Cremona Il Comune di Cremona ha chiesto al settore ambiente dell’amministrazione provinciale di attivare una doppia serie di controlli sul rumore emesso dall’acciaieria Arvedi, considerata la vicinanza dell’attività industriale ai centri abitati di Cavatigozzi e Spinadesco e le continue segnalazioni di disturbo che provengono dai residenti. Il primo monitoraggio si dovrà svolgere prima dell’installazione del nuovo forno Quantum e col vecchio forno spento,
il secondo sarà effettuato due mesi dopo la messa in funzione del nuovo. Infatti il piano di risanamento acustico approvato il 27 giugno 2014 potrebbe essere superato: l’industria siderurgica di via Acquaviva si dota così di nuovi impianti, con i quali ha chiesto l’aggiornamento dei dati reali di produzione, ormai superati da tempo. Si ricomincia da capo, quindi, mentre le segnalazioni di una parte dei residenti continua, anche dopo alcuni lavori di adeguamento. La conferenza dei servizi, che fa il punto sull’acciaieria e gli impatti ambientali – rumori, odori e fumi, traffico di mezzi pesanti compreso – per ridefinire la regolamentazione dell’attività è iniziata giovedì 13. La giunta Galimberti ha reso noto ieri il proprio atto di indirizzo, una delibera di giunta di nove pagine, consegnato alla delegata del sindaco, la dirigente Mara Pesaro. Parte degli abitanti di Cavatigozzi e di Spinadesco continua a sentirsi abbandonata al proprio destino: essere esposta a rumori, fumi e odori senza rimedio sufficiente, mentre si susseguono continuamente riunioni, delibere e decreti, in un serrato dialogo fra industria e istituzioni.

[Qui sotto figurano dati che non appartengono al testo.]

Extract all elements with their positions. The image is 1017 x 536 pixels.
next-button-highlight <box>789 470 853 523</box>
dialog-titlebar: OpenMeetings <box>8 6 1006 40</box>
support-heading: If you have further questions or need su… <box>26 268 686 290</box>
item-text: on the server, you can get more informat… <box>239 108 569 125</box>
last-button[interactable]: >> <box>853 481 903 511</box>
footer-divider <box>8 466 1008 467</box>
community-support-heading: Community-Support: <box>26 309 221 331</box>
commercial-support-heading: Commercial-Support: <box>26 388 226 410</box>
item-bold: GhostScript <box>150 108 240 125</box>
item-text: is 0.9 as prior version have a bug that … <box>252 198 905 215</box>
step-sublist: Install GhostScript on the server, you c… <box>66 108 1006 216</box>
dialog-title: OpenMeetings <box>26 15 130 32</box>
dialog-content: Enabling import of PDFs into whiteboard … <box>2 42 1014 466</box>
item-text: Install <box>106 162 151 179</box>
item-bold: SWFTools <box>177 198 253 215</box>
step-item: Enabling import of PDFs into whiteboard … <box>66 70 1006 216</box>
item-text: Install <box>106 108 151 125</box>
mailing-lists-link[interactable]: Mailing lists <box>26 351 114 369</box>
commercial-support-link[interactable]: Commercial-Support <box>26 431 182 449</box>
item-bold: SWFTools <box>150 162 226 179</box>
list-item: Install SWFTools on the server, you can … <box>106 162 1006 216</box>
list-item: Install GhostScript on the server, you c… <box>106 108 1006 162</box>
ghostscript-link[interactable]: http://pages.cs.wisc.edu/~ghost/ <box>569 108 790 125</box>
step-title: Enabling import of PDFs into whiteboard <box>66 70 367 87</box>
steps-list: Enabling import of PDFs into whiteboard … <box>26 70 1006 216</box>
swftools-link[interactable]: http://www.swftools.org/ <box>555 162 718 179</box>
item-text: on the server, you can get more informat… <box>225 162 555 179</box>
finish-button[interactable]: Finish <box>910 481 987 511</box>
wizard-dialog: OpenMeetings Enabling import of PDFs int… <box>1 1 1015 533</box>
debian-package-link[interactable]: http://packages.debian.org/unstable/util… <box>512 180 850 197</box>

Il 15 marzo scorso l’acciaieria ha comunicato di aver eseguito i provvedimenti richiesti dalla Valutazione d’impatto ambientale e ha chiesto di riattivare la conferenza dei servizi, assieme a Cremona, Sesto, Spinadesco e all’ente Provincia, che ha compito decisionale. Da parte del Comune di Cremona è partita la richiesta di ridurre il
rumore causato dal traffico, dovuto al potenziamento dell’attività consentita dal nuovo forno, nel quadro di una revisione complessiva della viabilità. E’ previsto un incremento del traffico, anche ferroviario, che sta procurando da tempo fastidi ai residenti di Cavatigozzi. Il Comune di Cremona ha chiesto provvedimenti per ridurre il rumore percepito da Spinadesco, l’acciaieria Arvedi ha chiesto invece di cambiare il piano acustico del Comune di Spinadesco,
considerato troppo restrittivo. Richiesta che suscita la perplessità di ambientalisti e residenti.